Melangkah dengan hati, berserah tanpa amarah, menggebu tanpa terburu, meski hati riuh gemuruh, terjang ilalang gempur batu penghalang. Bangun rencana kedua setelah kutemui dia, bekerja bangun diri di sebuah kota yang kejam penuh ambisi. Bersiap mental, mencontoh ikuti proses orang-orang sukses dalam melangkah. Termotivasi dari pemikiran bahwa aku tak mau hidup sengsara dimasa tua, berinvestasi sebanyak-banyaknya, menjadi pribadi yang bermanfaat sebanyak-banyaknya bagi manusia lainnya, sadar bahagia itu lahir dari kebahagiaan - kebahagiaan orang lain yang terulurkan dari tangan kita sendiri.
Cikarang Bekasi. Butuh manage yang baik untuk bertahan hidup, pasrah berarti mati.
Meski hati mumur remuk nyeri. Percaya AR - Rahman itu ada. Mereka orang-orang yang hidup tanpa iman saja Alloh penuhi apa yang mereka pinta, terlebih kita.
Mulai kubaca suasana, memandang jauh kedepan, tentukan langkah-langkah yang harus terealisasikan, tak bisa mengikuti pelatihan-pelatihan secara langsung, aku rangkul mereka manusia-manusia matang ilmu, berharap bisa mengguruiku. Beranikan hati, terjun dalam lingkaran merah, memilih rekan-rekan berpotensi sebagai batu lompatan, tak mau bermain-main dengan waktu, kan kumanfaatkan semaximal mungkin dalam mengejar target yang telah dalam hati bersemayam.
Waktu tiga bulan harus dapat banyak hal. berlahan mulai terarah langkah, mulai tenang tertata. aku benar-benar gila, tapi ini memang yang harus aku lakukan. Bukan gila harta, tapi aku perempuan kecil yang bermimpi besar.
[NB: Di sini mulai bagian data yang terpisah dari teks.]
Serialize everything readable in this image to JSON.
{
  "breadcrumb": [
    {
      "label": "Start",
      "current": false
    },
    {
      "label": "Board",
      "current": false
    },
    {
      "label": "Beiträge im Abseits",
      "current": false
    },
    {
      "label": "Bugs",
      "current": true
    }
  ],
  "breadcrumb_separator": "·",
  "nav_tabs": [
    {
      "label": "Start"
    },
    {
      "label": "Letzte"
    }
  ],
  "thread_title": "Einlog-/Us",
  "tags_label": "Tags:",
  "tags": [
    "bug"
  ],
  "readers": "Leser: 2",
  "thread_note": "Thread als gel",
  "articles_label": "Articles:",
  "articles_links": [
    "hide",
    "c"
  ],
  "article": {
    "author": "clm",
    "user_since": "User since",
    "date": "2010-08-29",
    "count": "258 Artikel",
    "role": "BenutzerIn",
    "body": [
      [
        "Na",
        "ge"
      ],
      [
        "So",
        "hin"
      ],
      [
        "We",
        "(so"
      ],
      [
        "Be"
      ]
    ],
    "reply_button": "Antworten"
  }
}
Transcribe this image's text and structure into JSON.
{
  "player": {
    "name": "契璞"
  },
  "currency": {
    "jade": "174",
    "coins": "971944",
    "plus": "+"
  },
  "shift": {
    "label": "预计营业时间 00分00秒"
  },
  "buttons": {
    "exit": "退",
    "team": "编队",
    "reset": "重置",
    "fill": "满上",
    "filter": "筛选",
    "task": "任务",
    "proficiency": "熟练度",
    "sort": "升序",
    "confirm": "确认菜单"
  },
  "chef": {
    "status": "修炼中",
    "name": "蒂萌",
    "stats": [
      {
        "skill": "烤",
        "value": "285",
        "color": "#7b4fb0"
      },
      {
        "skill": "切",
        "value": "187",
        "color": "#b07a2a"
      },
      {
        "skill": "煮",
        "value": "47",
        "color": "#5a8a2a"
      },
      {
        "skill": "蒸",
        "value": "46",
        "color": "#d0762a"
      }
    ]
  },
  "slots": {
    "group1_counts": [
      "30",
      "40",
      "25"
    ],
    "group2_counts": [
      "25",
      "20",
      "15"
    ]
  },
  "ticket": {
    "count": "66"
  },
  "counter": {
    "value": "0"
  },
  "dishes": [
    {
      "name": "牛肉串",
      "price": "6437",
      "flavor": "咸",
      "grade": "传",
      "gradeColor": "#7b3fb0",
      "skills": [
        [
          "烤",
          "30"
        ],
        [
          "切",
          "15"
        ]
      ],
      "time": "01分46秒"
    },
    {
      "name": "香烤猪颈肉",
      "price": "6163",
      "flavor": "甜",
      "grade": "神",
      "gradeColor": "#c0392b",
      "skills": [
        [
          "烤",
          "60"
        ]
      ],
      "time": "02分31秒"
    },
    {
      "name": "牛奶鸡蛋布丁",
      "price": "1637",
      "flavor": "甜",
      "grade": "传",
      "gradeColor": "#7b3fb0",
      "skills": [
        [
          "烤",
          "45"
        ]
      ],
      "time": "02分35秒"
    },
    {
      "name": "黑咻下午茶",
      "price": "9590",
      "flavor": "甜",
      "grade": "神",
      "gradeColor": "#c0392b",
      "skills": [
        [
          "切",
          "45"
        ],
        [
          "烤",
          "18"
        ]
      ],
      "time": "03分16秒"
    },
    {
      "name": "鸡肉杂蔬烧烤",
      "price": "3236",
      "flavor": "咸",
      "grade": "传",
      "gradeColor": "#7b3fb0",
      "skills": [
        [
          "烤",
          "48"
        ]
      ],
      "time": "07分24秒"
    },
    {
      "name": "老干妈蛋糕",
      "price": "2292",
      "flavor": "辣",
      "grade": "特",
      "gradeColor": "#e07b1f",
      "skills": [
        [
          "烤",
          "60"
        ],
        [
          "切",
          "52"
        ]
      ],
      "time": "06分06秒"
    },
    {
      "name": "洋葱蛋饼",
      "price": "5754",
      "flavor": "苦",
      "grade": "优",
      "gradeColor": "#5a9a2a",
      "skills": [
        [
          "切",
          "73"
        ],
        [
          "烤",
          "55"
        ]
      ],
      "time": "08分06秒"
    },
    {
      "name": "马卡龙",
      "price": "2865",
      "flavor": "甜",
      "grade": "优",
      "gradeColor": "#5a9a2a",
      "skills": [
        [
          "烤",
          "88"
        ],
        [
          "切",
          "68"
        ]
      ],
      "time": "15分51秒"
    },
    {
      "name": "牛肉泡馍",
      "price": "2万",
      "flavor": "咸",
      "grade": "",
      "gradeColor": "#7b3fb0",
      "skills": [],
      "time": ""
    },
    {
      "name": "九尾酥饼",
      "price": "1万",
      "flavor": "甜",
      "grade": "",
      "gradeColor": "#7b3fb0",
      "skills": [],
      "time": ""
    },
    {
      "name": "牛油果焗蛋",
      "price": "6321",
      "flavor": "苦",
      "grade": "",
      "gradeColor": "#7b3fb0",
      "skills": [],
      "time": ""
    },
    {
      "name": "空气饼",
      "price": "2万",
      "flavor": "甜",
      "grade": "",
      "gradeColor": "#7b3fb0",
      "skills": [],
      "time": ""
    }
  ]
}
Faham harus realistis, karena teringat ada jedha antara nun dan kaf dalam kun fayakunnya Alloh, tak mungkin terwujud mimpi tanpa usaha, doa, dan keberserah jiwa.
Pelan-pelan, teringat dulu guruku berikan wejangannya“jika kita tidak miliki keberanian, maka bisa kita ganti dengan keberserahan, karena orang yang dalam posisi ketidak mampuan yang berada dalam keberserahan itu ada dalam perawatan Tuhan langsung, maka baginya akan mudah melangkah karena seluruh langkahnya dalam bimbingan dari Tuhan”. Dan aku yakin itu.
Cikarang Bekasi, entah sampai kapan bisa terus bertahan. mengolah diri untuk bisa menjadi pribadi yang lebih baik dan mandiri. Belajar agar hati tidak layaknya telur saat terendam air mendidih saat dibuatnya matang, menggumpal tanpa rasa. Benahi mental. mengambil pelajaran sang tanah liat, saat akan menjadi genteng kuat, butuh proses lama. Hingga pada akhirnya menjadi genteng yang berharga mulia.
Malam ini kembali teramu bahasa. Beramah-tamah menyatu dengan lingkungan sekirtar, berharap bertambah saudara, Tapi disitu hati kembali tersentuh rasa. Aku sensitif. terbiasa hidup semua tersedia , mau makan saja tinggal sebutkan berlauk apa, tak sampai lima menit semua berada di depan mata. Kali ini, satu logam rupiah saja tak kupunya. Harus sekedar bantu-bantu orang untuk dapatkan sesuap makanan. Tak ada yang gratis ungkap mereka, lagi pula pantanglah diri jadi sang peminta-minta.
Dari segala yang terjadi, akhirnya kesimpulan yang bisa kuambil, semoga ini bukan tanda-tanda tercabutnya nuur ilahi dari hidupku, tapi semua adalah semata penguji dalam rangka proses naiknya derajatku.Aamiin.